Every cloud has a silver lining
J'ai fait naufrage sans la moindre tempête,
dans une mer où j'avais pied.




L’hôpital devait bien être un des derniers endroits où les gens avaient envie de sympathiser, et pourtant, Max n’avait pu s’empêcher de chercher à lier conversation, de même qu’il ne parvint à réprimer un certain contentement à l’idée de ne pas avoir à subir toute l’attente qu’il lui restait à tirer dans ce hall d’hôpital –des heures, peut-être- tout seul. Sa voisine de siège avait eu la bonté de ne pas tout simplement lui opposer un silence indifférent, de ces fins de non-recevoir que l’on aurait honnêtement pu s’attendre à récolter : à la place de la demoiselle, en prenant compte de sa fatigue, peut-être de sa douleur si elle aussi avait été blessée, sans oublier le ait qu’elle poireautait ici aussi depuis un petit bout d’éternité et que cette soirée comptait certainement comme une des plus mauvaises de sa vie, comment auriez-vous réagi ? Hale n’était qu’un inconnu, un de ces types croisés par hasard qui trouvent, Dieu seul sait pourquoi, que badiner en de pareilles circonstances était une bonne idée.
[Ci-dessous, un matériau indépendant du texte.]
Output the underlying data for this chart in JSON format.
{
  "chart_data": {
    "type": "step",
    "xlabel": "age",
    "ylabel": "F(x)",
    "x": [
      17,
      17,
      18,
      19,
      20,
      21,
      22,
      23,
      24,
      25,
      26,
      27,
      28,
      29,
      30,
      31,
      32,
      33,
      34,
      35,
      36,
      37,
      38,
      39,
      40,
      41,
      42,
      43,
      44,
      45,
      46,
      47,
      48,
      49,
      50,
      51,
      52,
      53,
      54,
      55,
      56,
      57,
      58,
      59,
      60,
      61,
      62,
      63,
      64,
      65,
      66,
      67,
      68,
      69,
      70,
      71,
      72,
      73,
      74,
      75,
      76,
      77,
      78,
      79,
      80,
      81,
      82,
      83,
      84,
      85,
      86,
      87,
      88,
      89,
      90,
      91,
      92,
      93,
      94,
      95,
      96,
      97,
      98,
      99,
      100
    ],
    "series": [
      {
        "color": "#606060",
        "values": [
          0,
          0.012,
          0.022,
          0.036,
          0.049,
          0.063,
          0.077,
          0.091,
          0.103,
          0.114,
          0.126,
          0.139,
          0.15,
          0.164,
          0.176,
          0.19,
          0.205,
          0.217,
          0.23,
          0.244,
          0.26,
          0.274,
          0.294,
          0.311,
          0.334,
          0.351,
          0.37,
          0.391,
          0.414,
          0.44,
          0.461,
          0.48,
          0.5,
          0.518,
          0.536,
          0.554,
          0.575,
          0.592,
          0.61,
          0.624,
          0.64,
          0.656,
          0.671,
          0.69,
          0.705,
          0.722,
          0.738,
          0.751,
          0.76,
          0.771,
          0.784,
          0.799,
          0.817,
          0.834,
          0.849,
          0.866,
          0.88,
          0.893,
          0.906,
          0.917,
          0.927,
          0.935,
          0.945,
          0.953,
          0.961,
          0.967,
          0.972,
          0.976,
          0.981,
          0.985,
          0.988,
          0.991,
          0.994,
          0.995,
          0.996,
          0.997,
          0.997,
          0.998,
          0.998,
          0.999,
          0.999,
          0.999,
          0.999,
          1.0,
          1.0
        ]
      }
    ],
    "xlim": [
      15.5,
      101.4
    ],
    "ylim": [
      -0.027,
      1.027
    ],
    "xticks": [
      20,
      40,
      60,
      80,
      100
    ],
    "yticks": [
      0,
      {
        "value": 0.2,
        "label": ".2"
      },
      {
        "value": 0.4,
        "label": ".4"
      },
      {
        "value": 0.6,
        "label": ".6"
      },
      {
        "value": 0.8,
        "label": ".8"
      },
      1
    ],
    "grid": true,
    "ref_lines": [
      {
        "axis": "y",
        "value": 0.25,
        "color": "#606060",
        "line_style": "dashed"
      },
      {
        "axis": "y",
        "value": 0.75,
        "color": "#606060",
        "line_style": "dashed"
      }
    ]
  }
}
Certes, le monde ne se trouvait pas peuplé que de personnes mal lunées, les nerfs tellement à fleur de peau que la moindre boutade un peu malhabile aurait fait exploser d’irritation… Il n’empêchait que ç’avait été, au fond, avec une certaine hardiesse que le Californien s’était jeté à l’eau, une modeste hardiesse qui d’ailleurs n’était pas sans détonner quelque peu avec le caractère de Maximilian.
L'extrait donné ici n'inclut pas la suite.